Lack of astrocytes hinders parenchymal oligodendrocyte precursor cells from reaching a myelinating state in osmolyte-induced demyelination

Acta Neuropathologica Communications - Tập 8 - Trang 1-24 - 2020
Melanie Lohrberg1, Anne Winkler1, Jonas Franz1,2,3, Franziska van der Meer1, Torben Ruhwedel4, Nikoloz Sirmpilatze5, Rakshit Dadarwal5, Ronja Handwerker1, Daniel Esser6, Kerstin Wiegand6, Christian Hagel7, Andreas Gocht8,9, Fatima Barbara König10, Susann Boretius5, Wiebke Möbius4,11, Christine Stadelmann1, Alonso Barrantes-Freer1,12
1Institute of Neuropathology, University Medical Center Göttingen, Göttingen, Germany
2Campus Institute for Dynamics of Biological Networks, University of Göttingen, Göttingen, Germany
3Max Planck Institute for Experimental Medicine, Göttingen, Germany
4Electron Microscopy Core Unit, Department of Neurogenetics, Max Planck Institute of Experimental Medicine, Göttingen, Germany
5Functional Imaging Laboratory, German Primate Center – Leibniz Institute for Primate Research, Göttingen, Germany
6Department of Ecosystem Modelling, Georg-August University, Göttingen, Germany
7Institute of Neuropathology, University Medical Center Hamburg-Eppendorf, Hamburg, Germany
8Institute of Pathology, University Hospital Schleswig-Holstein, Lübeck, Germany
9Institute of Anatomy and Experimental Morphology, University Medical Center Hamburg-Eppendorf, Hamburg, Germany
10Institute of Pathology, Medical Center, Kassel, Germany
11Center for Nanoscale Microscopy and Molecular Physiology of the Brain (CNMPB), Göttingen, Germany
12Department of Neuropathology, University Medical Center Leipzig, Leipzig, Germany

Tóm tắt

Demyelinated lesions in human pons observed after osmotic shifts in serum have been referred to as central pontine myelinolysis (CPM). Astrocytic damage, which is prominent in neuroinflammatory diseases like neuromyelitis optica (NMO) and multiple sclerosis (MS), is considered the primary event during formation of CPM lesions. Although more data on the effects of astrocyte-derived factors on oligodendrocyte precursor cells (OPCs) and remyelination are emerging, still little is known about remyelination of lesions with primary astrocytic loss.

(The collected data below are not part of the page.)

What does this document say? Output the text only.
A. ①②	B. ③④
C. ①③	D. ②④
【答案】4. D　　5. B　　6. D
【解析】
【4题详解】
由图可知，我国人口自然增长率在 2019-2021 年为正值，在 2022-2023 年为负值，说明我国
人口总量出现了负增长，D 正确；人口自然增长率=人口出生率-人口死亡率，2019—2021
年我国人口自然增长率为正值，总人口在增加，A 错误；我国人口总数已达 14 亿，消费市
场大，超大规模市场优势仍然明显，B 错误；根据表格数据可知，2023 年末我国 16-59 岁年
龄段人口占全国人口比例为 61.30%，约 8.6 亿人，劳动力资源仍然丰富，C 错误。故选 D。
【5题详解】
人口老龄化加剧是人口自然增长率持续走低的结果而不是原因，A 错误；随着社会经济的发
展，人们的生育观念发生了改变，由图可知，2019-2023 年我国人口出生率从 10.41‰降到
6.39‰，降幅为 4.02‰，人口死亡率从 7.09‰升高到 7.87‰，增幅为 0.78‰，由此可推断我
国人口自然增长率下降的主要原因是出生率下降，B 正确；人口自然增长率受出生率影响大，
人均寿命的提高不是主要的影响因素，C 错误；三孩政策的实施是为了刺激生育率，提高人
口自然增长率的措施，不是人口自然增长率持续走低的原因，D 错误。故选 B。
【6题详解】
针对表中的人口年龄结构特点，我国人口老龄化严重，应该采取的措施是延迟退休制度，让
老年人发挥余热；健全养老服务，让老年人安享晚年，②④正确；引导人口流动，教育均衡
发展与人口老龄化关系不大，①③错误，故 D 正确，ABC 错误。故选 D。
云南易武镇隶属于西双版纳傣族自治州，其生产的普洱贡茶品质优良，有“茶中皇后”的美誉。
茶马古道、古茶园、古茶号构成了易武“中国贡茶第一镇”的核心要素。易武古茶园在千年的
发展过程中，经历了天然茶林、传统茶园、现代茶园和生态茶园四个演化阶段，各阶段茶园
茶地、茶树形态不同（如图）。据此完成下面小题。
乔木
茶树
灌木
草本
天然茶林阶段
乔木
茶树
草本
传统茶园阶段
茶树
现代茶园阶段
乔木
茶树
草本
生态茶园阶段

In autopsy tissue from patients with CPM as well as in an experimental model, we were able to characterize OPC activation and differentiation. Injections of the thymidine-analogue BrdU traced the maturation of OPCs activated in early astrocyte-depleted lesions. We observed rapid activation of the parenchymal NG2+ OPC reservoir in experimental astrocyte-depleted demyelinated lesions, leading to extensive OPC proliferation. One week after lesion initiation, most parenchyma-derived OPCs expressed breast carcinoma amplified sequence-1 (BCAS1), indicating the transition into a pre-myelinating state. Cells derived from this early parenchymal response often presented a dysfunctional morphology with condensed cytoplasm and few extending processes, and were only sparsely detected among myelin-producing or mature oligodendrocytes. Correspondingly, early stages of human CPM lesions also showed reduced astrocyte numbers and non-myelinating BCAS1+ oligodendrocytes with dysfunctional morphology. In the rat model, neural stem cells (NSCs) located in the subventricular zone (SVZ) were activated while the lesion was already partially repopulated with OPCs, giving rise to nestin+ progenitors that generated oligodendroglial lineage cells in the lesion, which was successively repopulated with astrocytes and remyelinated. These nestin+ stem cell-derived progenitors were absent in human CPM cases, which may have contributed to the inefficient lesion repair. The present study points to the importance of astrocyte-oligodendrocyte interactions for remyelination, highlighting the necessity to further determine the impact of astrocyte dysfunction on remyelination inefficiency in demyelinating disorders including MS.